First up is the expected conclusion in September of the Banking Inquiry and the delivery of its report soon after. Where critics of the inquiry have carped that its hearings have revealed little beyond what the public already knew in relation to the causes and circumstances surrounding our economic collapse, the publication of the Banking Inquiry's final report will give Mr Kenny and his Government the perfect opportunity to remind us all that the Fianna Fail of Bertie Ahern and Brian Cowen were the ones responsible for it.
September should also see the first of Ireland's gay marriages taking place following the passing of the necessary legislation by the Dail. While this won't necessarily offer any electoral benefit to Fine Gael's traditionally conservative constituency, it will provide a timely boost to its current and preferred coalition partners, the Labour Party.
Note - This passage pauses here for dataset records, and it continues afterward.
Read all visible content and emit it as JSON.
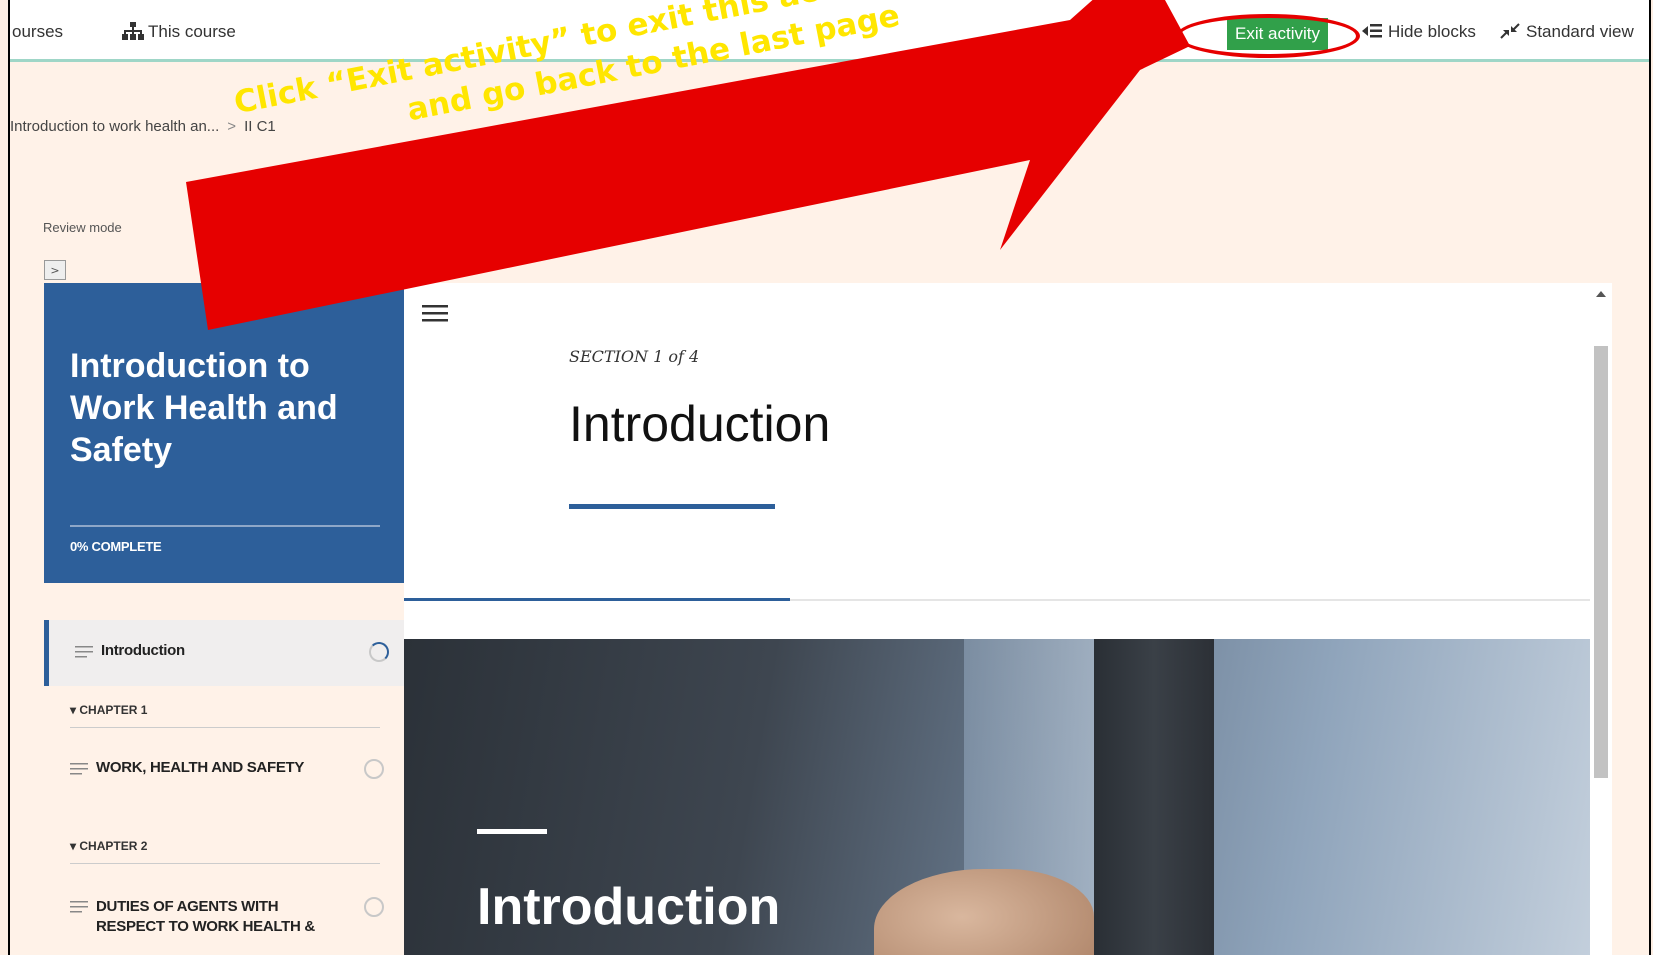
{
  "topnav": {
    "courses": "ourses",
    "this_course": "This course",
    "exit_activity": "Exit activity",
    "hide_blocks": "Hide blocks",
    "standard_view": "Standard view"
  },
  "breadcrumb": {
    "item1": "Introduction to work health an...",
    "sep": ">",
    "item2": "II C1"
  },
  "review_mode": "Review mode",
  "toggle_label": ">",
  "sidebar": {
    "course_title": "Introduction to Work Health and Safety",
    "progress": "0% COMPLETE",
    "progress_percent": 0,
    "items": [
      {
        "label": "Introduction"
      },
      {
        "chapter": "CHAPTER 1"
      },
      {
        "label": "WORK, HEALTH AND SAFETY"
      },
      {
        "chapter": "CHAPTER 2"
      },
      {
        "label": "DUTIES OF AGENTS WITH RESPECT TO WORK HEALTH &"
      }
    ]
  },
  "main": {
    "section_label": "SECTION 1 of 4",
    "title": "Introduction",
    "hero_title": "Introduction"
  },
  "callout": {
    "text_line1": "Click “Exit activity” to exit this activity anytime",
    "text_line2": "and go back to the last page",
    "color": "#e60000",
    "text_color": "#ffe600"
  }
}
Having reminded us all of the damage done by Fianna Fail, October's budget will see finance minister Michael Noonan outline how Fine Gael in government has lifted the country out of the abyss and is now in the process of relieving the harsh austerity measures imposed on taxpayers since 2008. Adjustments to income tax and the hated USC will be given to win over workers in both the private and public sectors.
Public servants will also begin to see the benefits in October's budget of the Government's commitment to phase out the pension levy and an increase in earnings for the lower paid within their cohort. This should help shore up support for Labour particularly, and bring the party within striking distance of securing sufficient seats to go back into coalition with Fine Gael after the election.
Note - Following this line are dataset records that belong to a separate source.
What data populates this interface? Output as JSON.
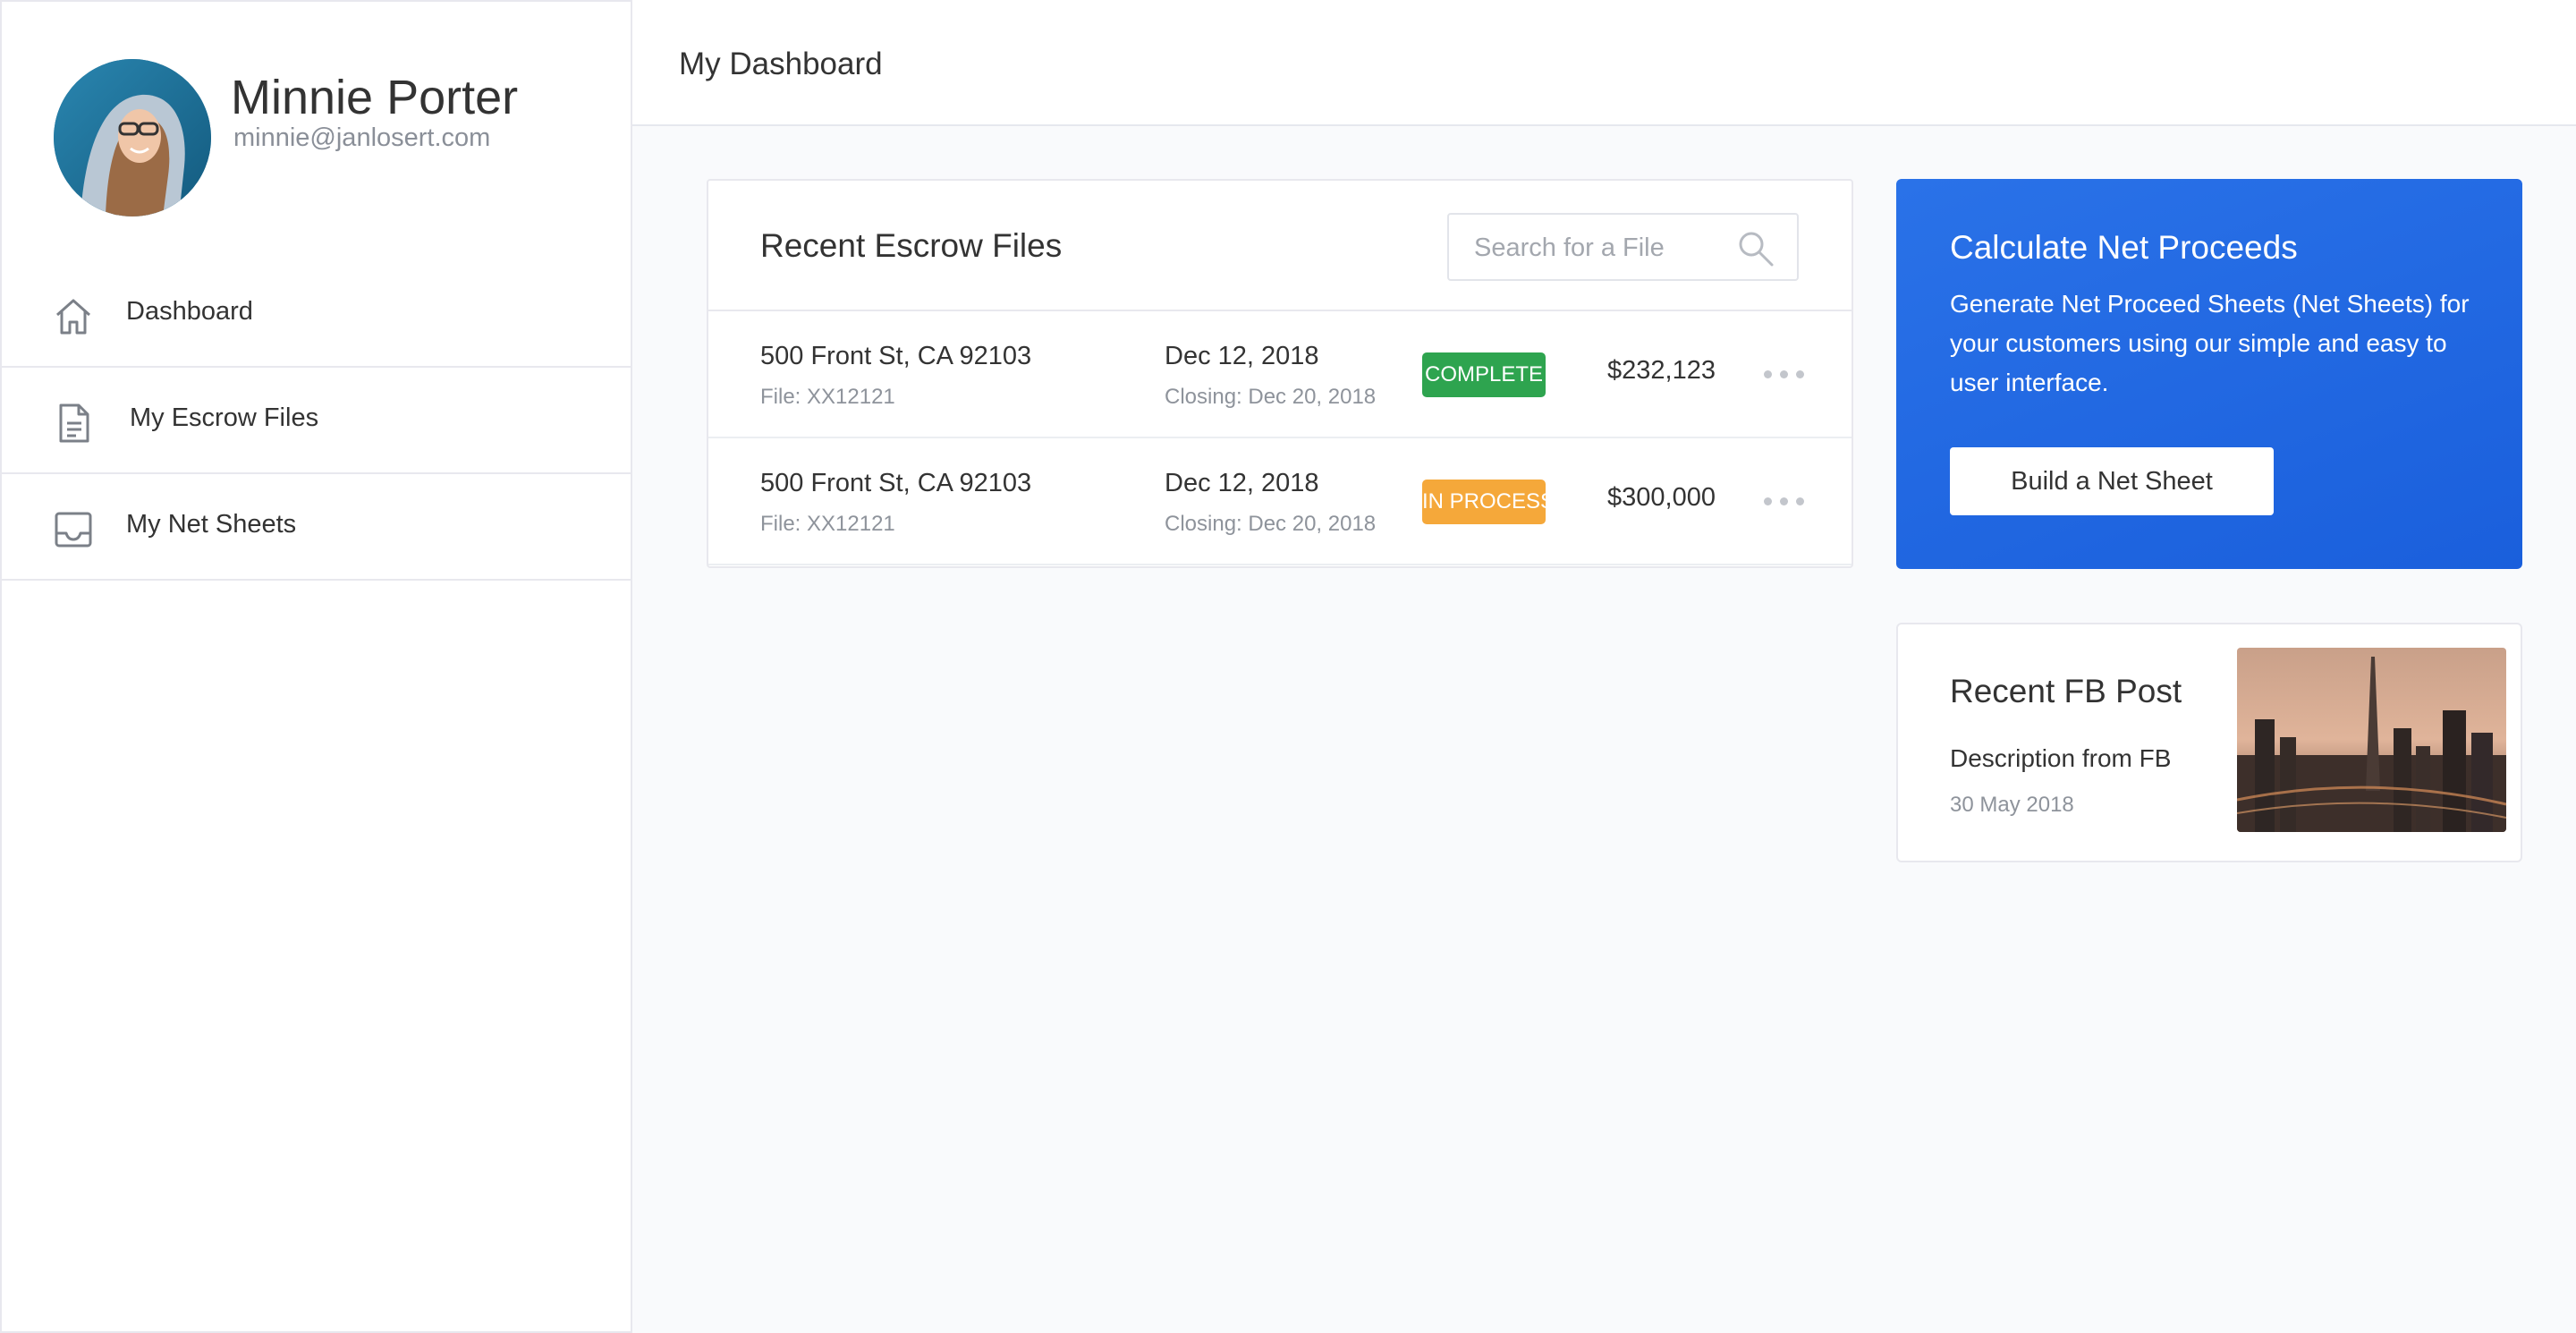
{
  "user": {
    "name": "Minnie Porter",
    "email": "minnie@janlosert.com"
  },
  "nav": {
    "items": [
      {
        "label": "Dashboard",
        "icon": "home-icon"
      },
      {
        "label": "My Escrow Files",
        "icon": "document-icon"
      },
      {
        "label": "My Net Sheets",
        "icon": "inbox-icon"
      }
    ]
  },
  "header": {
    "title": "My Dashboard"
  },
  "escrow": {
    "title": "Recent Escrow Files",
    "search_placeholder": "Search for a File",
    "rows": [
      {
        "address": "500 Front St, CA 92103",
        "file": "File: XX12121",
        "date": "Dec 12, 2018",
        "closing": "Closing: Dec 20, 2018",
        "status": "COMPLETE",
        "status_color": "#2ea44f",
        "amount": "$232,123"
      },
      {
        "address": "500 Front St, CA 92103",
        "file": "File: XX12121",
        "date": "Dec 12, 2018",
        "closing": "Closing: Dec 20, 2018",
        "status": "IN PROCESS",
        "status_color": "#f5a83a",
        "amount": "$300,000"
      }
    ]
  },
  "proceeds": {
    "title": "Calculate Net Proceeds",
    "text": "Generate Net Proceed Sheets (Net Sheets) for your customers using our simple and easy to user interface.",
    "button": "Build a Net Sheet",
    "accent": "#1f66e0"
  },
  "fb": {
    "title": "Recent FB Post",
    "description": "Description from FB",
    "date": "30 May 2018"
  }
}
Where some political experts expressed the view to the Sunday Independent that the Taoiseach will call the election once Mr Noonan's concludes his budget speech, this suggestion was dismissed by others on the grounds that the Government will ensure that the budget's social welfare measures are passed by the Oireachtas first. This, according to one political veteran, won't take place until the end of October.
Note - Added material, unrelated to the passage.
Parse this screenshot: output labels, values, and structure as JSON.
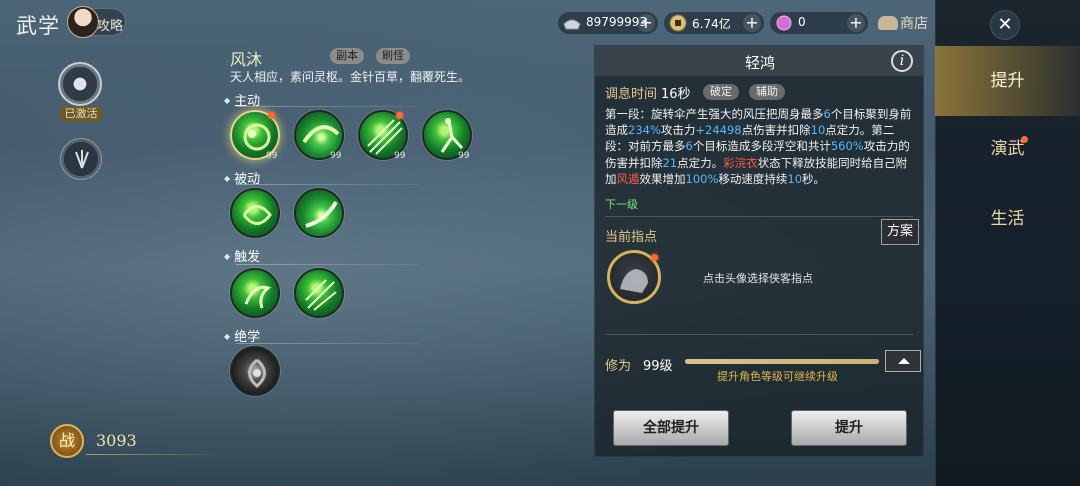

With October all but ruled out of the election equation, November has emerged as the most likely month for Mr Kenny to launch his bid to become the first leader of Fine Gael to win two terms as Taoiseach in a row.
One experienced political analyst who spoke to the Sunday Independent said apart from the factors which count against an election being held in any of the months between this December and April of next year, a November campaign would give Fine Gael an added advantage in fighting off the threat posed by Sinn Fein's popularity.
"With November, the nights are already long which rules out politicians going door-to-door to canvass. That means a lot of the campaign will be confined to debating on TV and radio where Fine Gael will easily outgun Sinn Fein on the detail," the analyst said.
December is unlikely to find favour with the Taoiseach in terms of running for election given that its Christmas. And with people picking up the tab for the festivities and receiving the first bills for 2016 in January, that month can be ruled out too.
That still leaves February, March and April as possibilities, but all three can probably be ruled out for three very different reasons.
February, according to one successful political veteran who told the Sunday Independent he "studied these things", is acknowledged as the country's "worst month weather wise going back 100 years". With long-term forecasts already predicting a cold winter to come with a risk of snow, it would be a major risk for the Taoiseach to go to the country in February. An Arctic blast would not be conducive to campaigning.
March can also be ruled out as it's the month in which the Taoiseach is hosted at the White House, while his ministers fan out across the globe to promote Ireland. Attempting to run a general election campaign in the same month would be foolish.
While the Government must call an election within 25 days of the fifth anniversary of the first sitting of the 31st Dail on March 9, 2011, holding an election in early April while the country marks the centenary of the 1916 Rising seems unlikely. This is because of the Government's insistence that the commemorations will belong to the Irish people as opposed to any one political party or grouping.